2/ Les familles demandent que le juge soit pleinement investi de son rôle de juge.

 

Cela signifie que c’est lui qui décide après avoir entendu de façon égalitaire toutes les parties. « A charge et à décharge » a-t-il été dit. Ce n’est pas aux services enquêteurs de proposer la solution. Ils doivent seulement exposer des faits objectifs.

 

Qu’il soit juge aussi dans le suivi de la mesure au lieu de se décharger sur le service « gardien ».

 

3/  Un aménagement des conditions d’accueil. Trois propositions en ce sens :

 

a/ avant tout placement, que soient étudiées toutes les alternatives familiales et amicales : amis, parrains, grands parents, etc… La mission de l’Aide Sociale à l’Enfance de tout faire pour favoriser le lien parents-enfants et travailler à permettre à l’enfant de retrouver sa place auprès des siens.  

 

b/ un effort dans l’amélioration qualitative des lieux et familles d’accueil est indispensable : soins, suivi scolaire, respect des cultures, stimulations diverses.

 

c/ les conditions des droits de visite et d’hébergement doivent aussi être réaménagées. Il faut permettre des rencontres constructives entre les parents et les enfants, de bons moments, des moments gravés dans la mémoire de l’enfant. Des moments qui permettent aux parents de développer leur savoir faire et leur savoir être de parent, avec l’espoir d’un retour au domicile de leur enfant.

 

Ces droits de visite sont à favoriser au domicile des parents pour que les enfants et les parents vivent ce temps dans leur cadre familier, y retrouvent leurs repères et construisent peut-être des améliorations à leur bien être. Il faut du temps lors des visites.

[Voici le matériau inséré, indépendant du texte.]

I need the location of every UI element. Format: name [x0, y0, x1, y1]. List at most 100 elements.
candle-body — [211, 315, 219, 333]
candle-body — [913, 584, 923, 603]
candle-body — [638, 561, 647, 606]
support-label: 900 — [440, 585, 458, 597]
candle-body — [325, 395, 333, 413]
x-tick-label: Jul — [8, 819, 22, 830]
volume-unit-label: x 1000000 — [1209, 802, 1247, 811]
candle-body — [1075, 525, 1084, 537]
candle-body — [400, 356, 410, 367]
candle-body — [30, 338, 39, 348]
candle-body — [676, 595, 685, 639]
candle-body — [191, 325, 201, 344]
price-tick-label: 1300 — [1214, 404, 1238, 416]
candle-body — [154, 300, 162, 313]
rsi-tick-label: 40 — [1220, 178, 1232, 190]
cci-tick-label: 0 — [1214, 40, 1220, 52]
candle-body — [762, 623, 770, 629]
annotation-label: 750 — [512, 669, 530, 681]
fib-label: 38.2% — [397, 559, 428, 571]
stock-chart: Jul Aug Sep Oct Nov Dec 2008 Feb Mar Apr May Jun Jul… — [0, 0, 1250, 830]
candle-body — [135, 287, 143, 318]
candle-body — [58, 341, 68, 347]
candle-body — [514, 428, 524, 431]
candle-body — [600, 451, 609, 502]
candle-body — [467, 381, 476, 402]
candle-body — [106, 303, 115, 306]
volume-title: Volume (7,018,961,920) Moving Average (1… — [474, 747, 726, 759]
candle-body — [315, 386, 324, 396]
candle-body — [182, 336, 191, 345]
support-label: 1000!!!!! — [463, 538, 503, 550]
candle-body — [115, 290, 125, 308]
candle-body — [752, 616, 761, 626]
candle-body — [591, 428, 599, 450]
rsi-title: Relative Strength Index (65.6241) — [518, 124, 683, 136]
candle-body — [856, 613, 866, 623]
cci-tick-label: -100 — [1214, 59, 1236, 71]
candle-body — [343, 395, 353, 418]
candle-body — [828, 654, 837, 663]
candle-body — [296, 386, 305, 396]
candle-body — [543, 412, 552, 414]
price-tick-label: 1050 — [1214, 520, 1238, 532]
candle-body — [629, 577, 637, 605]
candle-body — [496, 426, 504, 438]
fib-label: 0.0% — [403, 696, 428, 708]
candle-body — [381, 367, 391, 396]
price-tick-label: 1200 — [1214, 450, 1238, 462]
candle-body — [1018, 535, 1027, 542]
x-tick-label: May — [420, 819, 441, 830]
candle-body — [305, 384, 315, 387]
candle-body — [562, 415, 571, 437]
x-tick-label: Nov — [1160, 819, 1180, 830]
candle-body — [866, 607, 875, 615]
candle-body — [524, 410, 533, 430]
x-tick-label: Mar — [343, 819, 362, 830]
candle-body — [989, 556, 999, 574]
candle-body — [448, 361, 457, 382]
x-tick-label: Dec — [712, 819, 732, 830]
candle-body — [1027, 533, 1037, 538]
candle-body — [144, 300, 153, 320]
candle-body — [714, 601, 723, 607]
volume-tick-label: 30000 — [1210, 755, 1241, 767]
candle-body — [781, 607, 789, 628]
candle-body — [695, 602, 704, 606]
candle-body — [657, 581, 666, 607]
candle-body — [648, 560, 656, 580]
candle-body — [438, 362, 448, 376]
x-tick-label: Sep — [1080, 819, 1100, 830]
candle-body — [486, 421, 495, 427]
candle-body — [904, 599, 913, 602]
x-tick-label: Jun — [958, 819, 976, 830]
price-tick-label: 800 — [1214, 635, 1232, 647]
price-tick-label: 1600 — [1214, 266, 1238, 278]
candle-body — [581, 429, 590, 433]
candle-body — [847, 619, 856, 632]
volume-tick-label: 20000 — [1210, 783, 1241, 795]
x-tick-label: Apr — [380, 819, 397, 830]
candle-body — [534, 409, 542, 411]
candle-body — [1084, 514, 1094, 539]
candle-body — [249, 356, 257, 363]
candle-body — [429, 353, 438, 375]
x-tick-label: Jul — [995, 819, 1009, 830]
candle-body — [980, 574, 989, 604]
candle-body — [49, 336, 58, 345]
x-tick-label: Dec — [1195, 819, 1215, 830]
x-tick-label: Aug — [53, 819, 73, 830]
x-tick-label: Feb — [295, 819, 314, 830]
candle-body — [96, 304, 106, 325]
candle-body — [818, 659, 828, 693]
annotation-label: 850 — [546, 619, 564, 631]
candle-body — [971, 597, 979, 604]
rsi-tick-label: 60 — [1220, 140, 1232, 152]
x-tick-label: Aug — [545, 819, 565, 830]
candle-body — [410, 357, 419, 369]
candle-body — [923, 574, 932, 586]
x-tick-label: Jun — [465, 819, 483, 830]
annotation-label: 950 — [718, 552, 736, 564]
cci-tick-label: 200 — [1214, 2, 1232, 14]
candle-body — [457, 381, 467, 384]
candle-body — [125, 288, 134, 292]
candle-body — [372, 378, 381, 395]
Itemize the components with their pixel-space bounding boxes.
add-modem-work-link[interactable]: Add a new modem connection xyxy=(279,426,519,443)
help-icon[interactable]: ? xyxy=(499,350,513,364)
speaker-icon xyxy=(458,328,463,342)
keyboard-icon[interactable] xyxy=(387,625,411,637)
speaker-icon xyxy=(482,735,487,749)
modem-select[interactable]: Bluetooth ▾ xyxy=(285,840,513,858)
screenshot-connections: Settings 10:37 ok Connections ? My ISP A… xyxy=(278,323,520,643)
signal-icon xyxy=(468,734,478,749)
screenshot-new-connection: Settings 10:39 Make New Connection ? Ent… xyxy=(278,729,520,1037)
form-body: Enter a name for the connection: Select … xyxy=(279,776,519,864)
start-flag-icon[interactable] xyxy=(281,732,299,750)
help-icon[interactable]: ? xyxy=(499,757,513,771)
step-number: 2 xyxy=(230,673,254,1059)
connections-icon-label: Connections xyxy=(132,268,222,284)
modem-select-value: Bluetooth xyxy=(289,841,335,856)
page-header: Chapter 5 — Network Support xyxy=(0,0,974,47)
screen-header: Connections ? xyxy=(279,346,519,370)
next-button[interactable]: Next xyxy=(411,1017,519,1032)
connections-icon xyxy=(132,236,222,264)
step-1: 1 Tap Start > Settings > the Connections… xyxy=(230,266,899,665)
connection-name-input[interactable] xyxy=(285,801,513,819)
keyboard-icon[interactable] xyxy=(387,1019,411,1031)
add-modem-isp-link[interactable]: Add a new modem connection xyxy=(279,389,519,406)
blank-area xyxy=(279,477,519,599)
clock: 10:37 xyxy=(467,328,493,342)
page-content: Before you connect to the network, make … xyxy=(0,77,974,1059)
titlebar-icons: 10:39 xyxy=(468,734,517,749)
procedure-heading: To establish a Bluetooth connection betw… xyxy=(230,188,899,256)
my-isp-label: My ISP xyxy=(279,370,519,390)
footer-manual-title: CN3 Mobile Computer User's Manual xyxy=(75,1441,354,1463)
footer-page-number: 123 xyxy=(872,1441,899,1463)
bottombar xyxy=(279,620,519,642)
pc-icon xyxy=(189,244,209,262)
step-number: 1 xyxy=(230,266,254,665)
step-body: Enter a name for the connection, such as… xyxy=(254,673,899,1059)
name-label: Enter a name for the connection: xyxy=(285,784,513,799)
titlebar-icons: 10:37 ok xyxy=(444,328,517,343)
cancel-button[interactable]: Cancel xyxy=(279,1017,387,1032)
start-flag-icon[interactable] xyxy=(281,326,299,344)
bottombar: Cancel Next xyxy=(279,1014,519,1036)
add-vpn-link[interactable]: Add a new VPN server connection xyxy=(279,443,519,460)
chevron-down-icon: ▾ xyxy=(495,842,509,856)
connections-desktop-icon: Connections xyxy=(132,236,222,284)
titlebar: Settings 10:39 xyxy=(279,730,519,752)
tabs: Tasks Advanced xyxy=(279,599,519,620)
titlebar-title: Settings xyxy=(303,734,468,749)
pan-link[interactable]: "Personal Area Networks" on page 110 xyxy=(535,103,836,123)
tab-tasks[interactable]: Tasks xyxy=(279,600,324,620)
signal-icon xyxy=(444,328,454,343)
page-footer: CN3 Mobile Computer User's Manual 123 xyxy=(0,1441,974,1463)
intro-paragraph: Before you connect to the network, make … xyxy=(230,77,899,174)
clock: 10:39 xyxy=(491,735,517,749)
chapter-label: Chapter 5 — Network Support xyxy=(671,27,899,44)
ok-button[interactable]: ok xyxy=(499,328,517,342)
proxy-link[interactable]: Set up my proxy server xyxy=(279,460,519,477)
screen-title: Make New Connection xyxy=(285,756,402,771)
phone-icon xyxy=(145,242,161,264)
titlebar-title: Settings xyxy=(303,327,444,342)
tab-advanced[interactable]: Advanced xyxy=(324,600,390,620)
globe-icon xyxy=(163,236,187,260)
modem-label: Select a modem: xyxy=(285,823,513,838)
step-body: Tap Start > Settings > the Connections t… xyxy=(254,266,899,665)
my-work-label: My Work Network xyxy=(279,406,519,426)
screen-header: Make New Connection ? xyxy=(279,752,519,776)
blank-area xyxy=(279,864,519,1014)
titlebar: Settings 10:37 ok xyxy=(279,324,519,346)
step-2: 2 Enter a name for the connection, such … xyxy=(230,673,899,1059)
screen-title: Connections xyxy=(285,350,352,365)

Si la visite doit être accompagnée, cela doit se faire dans un lieu tiers, avec des personnes qui ont une réelle formation à la médiation. Des psychologues par exemple qui installeront un réel dialogue, reformuleront les mots échangés entre eux (ce qui éviterait de mauvaises interprétations)  et qui seront surtout à l’écoute de l’enfant et du parent.

Aménager des pièces assez grandes, accueillantes et aérées.

 

4/ enfin le respect du droit est essentiel. Longtemps, pour des motifs qui tiennent à l’histoire, l’ASE a été un infra droit. Les familles ont des droits, les enfants ont des droits.

 

Les services ont des obligations, par exemple :

- de transparence, d’élaboration de règlements de fonctionnement clairs et opposables qui  souvent font encore défaut alors qu’ils sont obligatoires depuis 2002.

- si l’enfant est placé, de communication aux parents des « nom et adresse de l’assistant familial » obligatoire depuis 1985 (art R 223-5  code de l’action sociale et des familles), et ce n’est pas toujours fait.

- de non séparation des frères et sœurs (art 371-5 CC), et cela arrive encore trop souvent et sans raison.

- de secret professionnel avec les seules restrictions prévues à l’article 226-14 du code pénal (cas de privations ou de sévices), or il arrive trop que ceux qui ont demandé une aide se trouvent punis.